Lyft (NASDAQ: LYFT), the No. 2 ride-sharing company in the U.S., just went public earlier this month. The company’s IPO may have some investors wondering exactly how big the ride-sharing market is, whether it’s worth taking seriously, and how they might benefit from it.
If you’re interested in the ride-sharing market but don’t know where to start, here are a few reasons why you should pay attention to what’s happening in this space, and why you need to keep a close eye on what Lyft, Uber, and General Motors (NYSE: GM) are doing.
1. Ride-sharing could be worth $285 billion by 2030
There are a lot of estimates out there trying to pinpoint how big the ride-sharing market will be, but one thing they all have in common is that it’s going to be huge. Morgan Stanley said in a 2017 research report that the global ride-sharing market will be worth $285 billion by 2030.

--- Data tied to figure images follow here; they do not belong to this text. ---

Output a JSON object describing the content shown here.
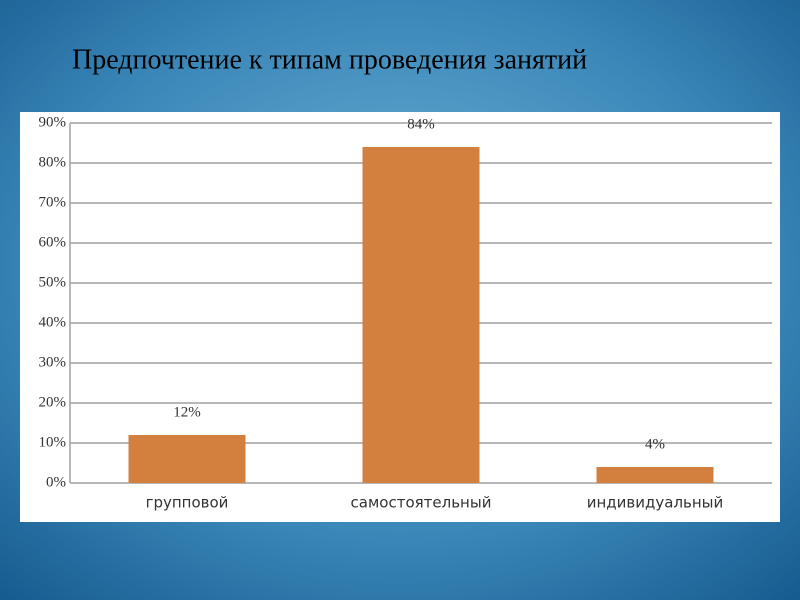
{
  "chart_data": {
    "type": "bar",
    "title": "Предпочтение к типам проведения занятий",
    "categories": [
      "групповой",
      "самостоятельный",
      "индивидуальный"
    ],
    "values": [
      12,
      84,
      4
    ],
    "value_labels": [
      "12%",
      "84%",
      "4%"
    ],
    "color": "#d3803f",
    "ylim": [
      0,
      90
    ],
    "yticks": [
      {
        "value": 0,
        "label": "0%"
      },
      {
        "value": 10,
        "label": "10%"
      },
      {
        "value": 20,
        "label": "20%"
      },
      {
        "value": 30,
        "label": "30%"
      },
      {
        "value": 40,
        "label": "40%"
      },
      {
        "value": 50,
        "label": "50%"
      },
      {
        "value": 60,
        "label": "60%"
      },
      {
        "value": 70,
        "label": "70%"
      },
      {
        "value": 80,
        "label": "80%"
      },
      {
        "value": 90,
        "label": "90%"
      }
    ],
    "grid": true
  }
}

A more recent estimate from Markets and Markets says that ride-sharing services across the globe will be worth $218 billion by 2025. No matter which estimate proves more accurate, it’s clear that ride-sharing is a massive global industry.
That’s why Uber has expanded into nearly 65 countries, and why the company recently spent $3.1 billion to purchase its ride-sharing rival Careem in the Middle East. Uber’s decision to snatch up a larger international player rather than fight it out with Careem in its home territory comes as the global ride-sharing market has become much more competitve. For example, Uber couldn’t keep up with its China rival, DiDi Chuxing, and ended up selling its China business to DiDi a few years back.
2. Americans’ views on car ownership are changing
Americans, particularly younger ones, are far more open to the idea of paying for transportation only when they need it, as opposed to owning a car themselves. And these shifting ideas on car ownership will result in less automotive sales in the coming years. IHS Markit data shows that the auto industry will experience a 33% decline in automotive sales between 2017 and 2040.
With nearly 80% of the U.S. population now living in urban areas, the hassle of owning and driving a car in the city, finding parking, etc. isn’t worth it to many Americans. Add the fact that cars sit idle 96% of the time, and many Americans are losing enthusiasm for the automobile.
GM has seen the writing on the wall, which is why the company currently has a peer-to-peer ride-sharing service that allows GM owners to rent out their cars to others. The company also has plans to introduce an autonomous ride-sharing service sometime this year. Though both of the programs will be limited in availability for a while, GM’s bets on self-driving ride-sharing services and peer-to-peer vehicle sharing show that even automotive stalwarts are looking toward new innovations to stay relevant.
3. Ride-sharing usage is growing fast
Morgan Stanley estimates that in 2017 there were about 15 million ride-hailing trips per day worldwide, and that this figure will reach 97 million by 2030. Lyft says that it already completed 178.4 million rides in its fourth quarter of 2018, up from 116.3 million in the same period of 2017. And Uber says that it completes 15 million trips worldwide every single day. For reference, the company, was doing only 1 million rides per day just four years ago.
Additionally, research conducted by Assurant found that 44% of survey respondents use ride-sharing services regularly. That all means that people have taken to these ride-sharing services, which have quickly become a regular part of many users’ daily lives.
A few thoughts for investors
Lyft is the only ride-sharing pure play available to investors right now. The company’s shares are trading a bit lower than the company’s initial IPO share price, and Lyft faces tough competition from Uber, which is expected to go public sometime next month.
Meanwhile, GM will likely dip its toe into the ride-sharing market sometime this year, but investors shouldn’t expect any significant revenue from the service just yet.
In short, while the ride-sharing market is taking off, investors still have limited options for exposure to it. Uber and Lyft are likely the two best plays, but even Uber — with its ride-sharing dominance in the U.S. and many other countries –had an adjusted EBITDA loss of $1.85 billion in 2018.
All of this means that while the ride-sharing industry is growing fast, investors will have to play the long game.